Jerry Yang was to appear onstage with Jack as part of the celebrations. The icing
on the cake was Jack’s invited keynote speaker that year: former U.S. president
Bill Clinton.
Clinton had accepted the invitation to speak in July, but news of the Yahoo
connection to Shi Tao’s case emerged only days before the summit, putting
Clinton
33
in an awkward position. Clinton did not refer to Shi’s case but
discussed more generally the economic cost of censorship and the need for
China to develop greater tolerance for dissent.
After Clinton left the room with his Secret Service and Chinese government
security detail, Jerry Yang took the stage for a Q&A session to talk about the
deal with Alibaba. 
Washington Post
reporter Peter S. Goodman asked Jerry
Yang directly about Yahoo’s role in handing over the information that led to Shi
Tao’s incarceration.
Yang answered, “To be doing business in China, or anywhere else in the
world, we have to comply with local law. . . . We don’t know what they want
that information for, we’re not told what they look for. If they give us the proper
documentation and court orders, we give them things that satisfy both our
privacy policy and the local rules.” He added, “I do not like the outcome of what
happens with these things. . . . But we have to follow the law.”

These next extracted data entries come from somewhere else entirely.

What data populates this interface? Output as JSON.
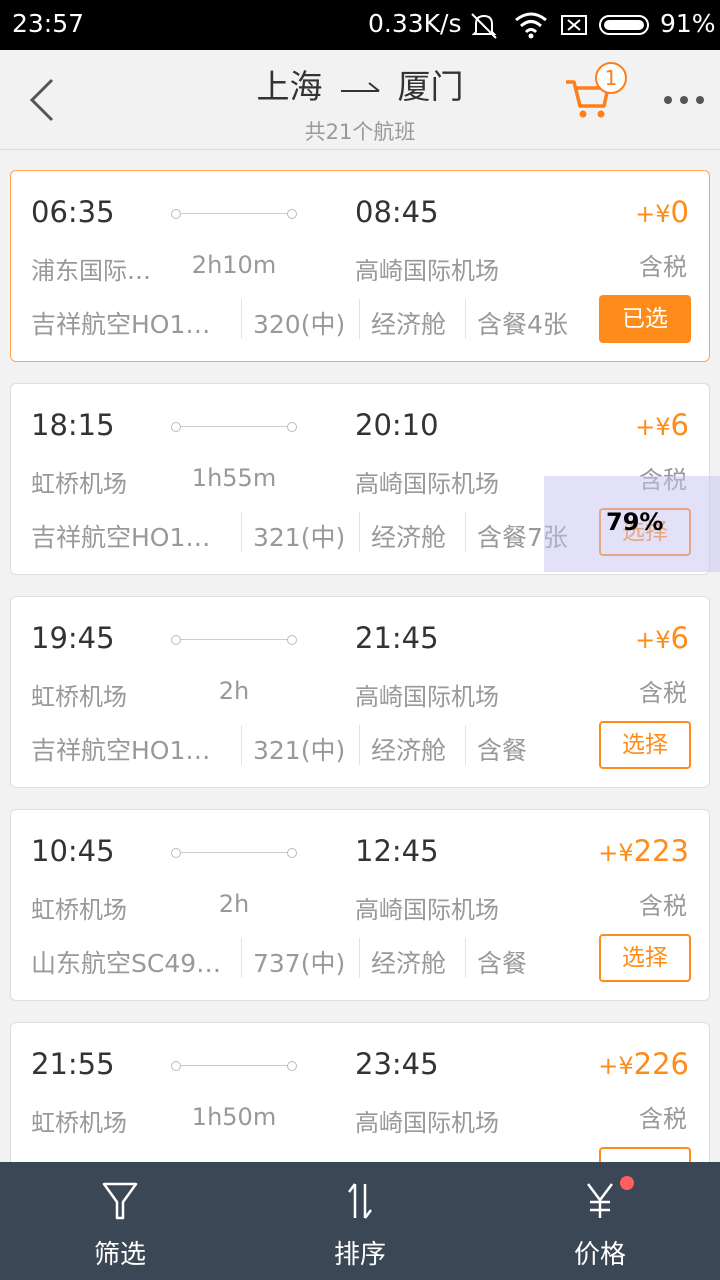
{
  "status_bar": {
    "time": "23:57",
    "network_speed": "0.33K/s",
    "battery": "91%"
  },
  "header": {
    "from": "上海",
    "to": "厦门",
    "subtitle": "共21个航班",
    "cart_count": "1"
  },
  "flights": [
    {
      "dep_time": "06:35",
      "arr_time": "08:45",
      "dep_airport": "浦东国际…",
      "arr_airport": "高崎国际机场",
      "duration": "2h10m",
      "price_prefix": "+¥",
      "price": "0",
      "tax": "含税",
      "airline": "吉祥航空HO1…",
      "plane": "320(中)",
      "cabin": "经济舱",
      "meal": "含餐4张",
      "button": "已选",
      "selected": true
    },
    {
      "dep_time": "18:15",
      "arr_time": "20:10",
      "dep_airport": "虹桥机场",
      "arr_airport": "高崎国际机场",
      "duration": "1h55m",
      "price_prefix": "+¥",
      "price": "6",
      "tax": "含税",
      "airline": "吉祥航空HO1…",
      "plane": "321(中)",
      "cabin": "经济舱",
      "meal": "含餐7张",
      "button": "选择",
      "selected": false
    },
    {
      "dep_time": "19:45",
      "arr_time": "21:45",
      "dep_airport": "虹桥机场",
      "arr_airport": "高崎国际机场",
      "duration": "2h",
      "price_prefix": "+¥",
      "price": "6",
      "tax": "含税",
      "airline": "吉祥航空HO1…",
      "plane": "321(中)",
      "cabin": "经济舱",
      "meal": "含餐",
      "button": "选择",
      "selected": false
    },
    {
      "dep_time": "10:45",
      "arr_time": "12:45",
      "dep_airport": "虹桥机场",
      "arr_airport": "高崎国际机场",
      "duration": "2h",
      "price_prefix": "+¥",
      "price": "223",
      "tax": "含税",
      "airline": "山东航空SC49…",
      "plane": "737(中)",
      "cabin": "经济舱",
      "meal": "含餐",
      "button": "选择",
      "selected": false
    },
    {
      "dep_time": "21:55",
      "arr_time": "23:45",
      "dep_airport": "虹桥机场",
      "arr_airport": "高崎国际机场",
      "duration": "1h50m",
      "price_prefix": "+¥",
      "price": "226",
      "tax": "含税",
      "airline": "",
      "plane": "",
      "cabin": "",
      "meal": "",
      "button": "",
      "selected": false
    }
  ],
  "overlay_text": "79%",
  "tabs": [
    {
      "label": "筛选",
      "icon": "filter-icon"
    },
    {
      "label": "排序",
      "icon": "sort-icon"
    },
    {
      "label": "价格",
      "icon": "yen-icon"
    }
  ],
  "colors": {
    "accent": "#ff8c1a",
    "tabbar": "#3c4756",
    "badge_dot": "#ff5e5e"
  }
}
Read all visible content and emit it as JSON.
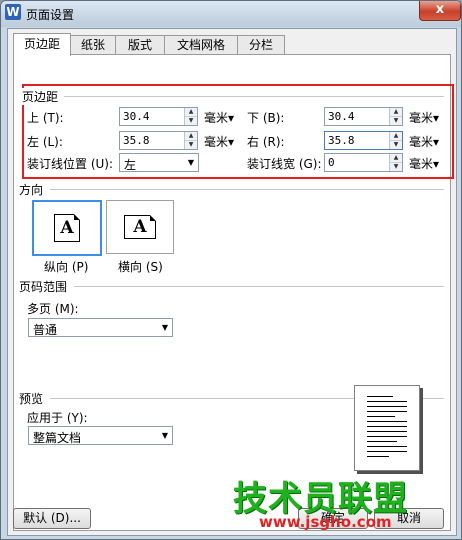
{
  "window": {
    "title": "页面设置",
    "app_icon": "W",
    "close_label": "x"
  },
  "tabs": [
    {
      "label": "页边距",
      "active": true
    },
    {
      "label": "纸张",
      "active": false
    },
    {
      "label": "版式",
      "active": false
    },
    {
      "label": "文档网格",
      "active": false
    },
    {
      "label": "分栏",
      "active": false
    }
  ],
  "margins": {
    "group_title": "页边距",
    "top": {
      "label": "上 (T):",
      "value": "30.4",
      "unit": "毫米▾"
    },
    "bottom": {
      "label": "下 (B):",
      "value": "30.4",
      "unit": "毫米▾"
    },
    "left": {
      "label": "左 (L):",
      "value": "35.8",
      "unit": "毫米▾"
    },
    "right": {
      "label": "右 (R):",
      "value": "35.8",
      "unit": "毫米▾"
    },
    "gutter_position": {
      "label": "装订线位置 (U):",
      "value": "左"
    },
    "gutter_width": {
      "label": "装订线宽 (G):",
      "value": "0",
      "unit": "毫米▾"
    }
  },
  "orientation": {
    "group_title": "方向",
    "portrait": {
      "label": "纵向 (P)",
      "icon_letter": "A",
      "selected": true
    },
    "landscape": {
      "label": "横向 (S)",
      "icon_letter": "A",
      "selected": false
    }
  },
  "page_range": {
    "group_title": "页码范围",
    "multiple_pages_label": "多页 (M):",
    "multiple_pages_value": "普通"
  },
  "preview": {
    "group_title": "预览",
    "apply_to_label": "应用于 (Y):",
    "apply_to_value": "整篇文档"
  },
  "buttons": {
    "default": "默认 (D)...",
    "ok": "确定",
    "cancel": "取消"
  },
  "watermark": {
    "text": "技术员联盟",
    "url": "www.jsgho.com"
  },
  "colors": {
    "highlight_box": "#e02020",
    "selected_border": "#3d8ee6",
    "watermark_green": "#1fb21f",
    "watermark_red": "#e02424"
  }
}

The audience, made up mostly of Chinese Internet executives and investors,
erupted into applause, what seemed like an inappropriate response given the
seriousness of the case, but thanks to the Great Firewall few in the audience had
even heard of Shi Tao. Things would get much worse for Jerry Yang after that,
culminating in a public skewering in Washington, D.C., in 2007 when he was
summoned to appear before Congress
34
 to answer questions about the case. The
committee chairman, California congressman Tom Lantos, opened the session
by introducing Shi Tao’s mother. Jerry Yang, wearing a dark suit and tie, bowed
solemnly to her three times as she sat behind him sobbing. Lantos lambasted
Yahoo for its “inexcusably negligent behavior at best and deliberately deceptive


behavior at worst” and concluded, “While technologically and financially you
are giants, morally you are pygmies.”
Yahoo later settled out of court a lawsuit filed by Shi’s family, paying an
undisclosed amount. Shi Tao was released in September 2013 after serving eight
and a half years in prison, his ten-year sentence having been earlier reduced by
fifteen months.
Yahoo’s travails proved that for companies dealing with Internet content,
China was a highly risky market, as Google would later experience itself before
it closed up most of its operations in 2010. Google had launched its search
engine on servers hosted in China (as google.cn) in 2006, keeping servers for
Gmail and other products that involved personal and confidential information
offshore. But in early 2010, in response to an attempt to hack its servers and the
cumulative pressure of growing need to censor its search results, Google
announced its withdrawal from China. In March 2010, Google stopped censoring
search results in China, rerouting traffic to its site in Hong Kong—the other side
of the “Great Firewall of China”—and signaling its exit from the market.
35
eBay, Yahoo, and Google had all recognized that China’s Internet market
would become massive. But as the market grew, so did regulatory barriers and
the competitive challenge from entrepreneurial and well-financed companies like
Alibaba, Baidu, and Tencent.
Speaking in 2015, Jerry Yang took stock of the China Internet market:
“Maybe in the next ten years some American or Western brands will be
successful in China. But in that 2000–2010 time frame there just weren’t any.”
Western Internet companies trying to crack the China market came to
experience firsthand the old adage that in China “it is better to be a merchant
than a missionary.” And the biggest merchant of all was Alibaba.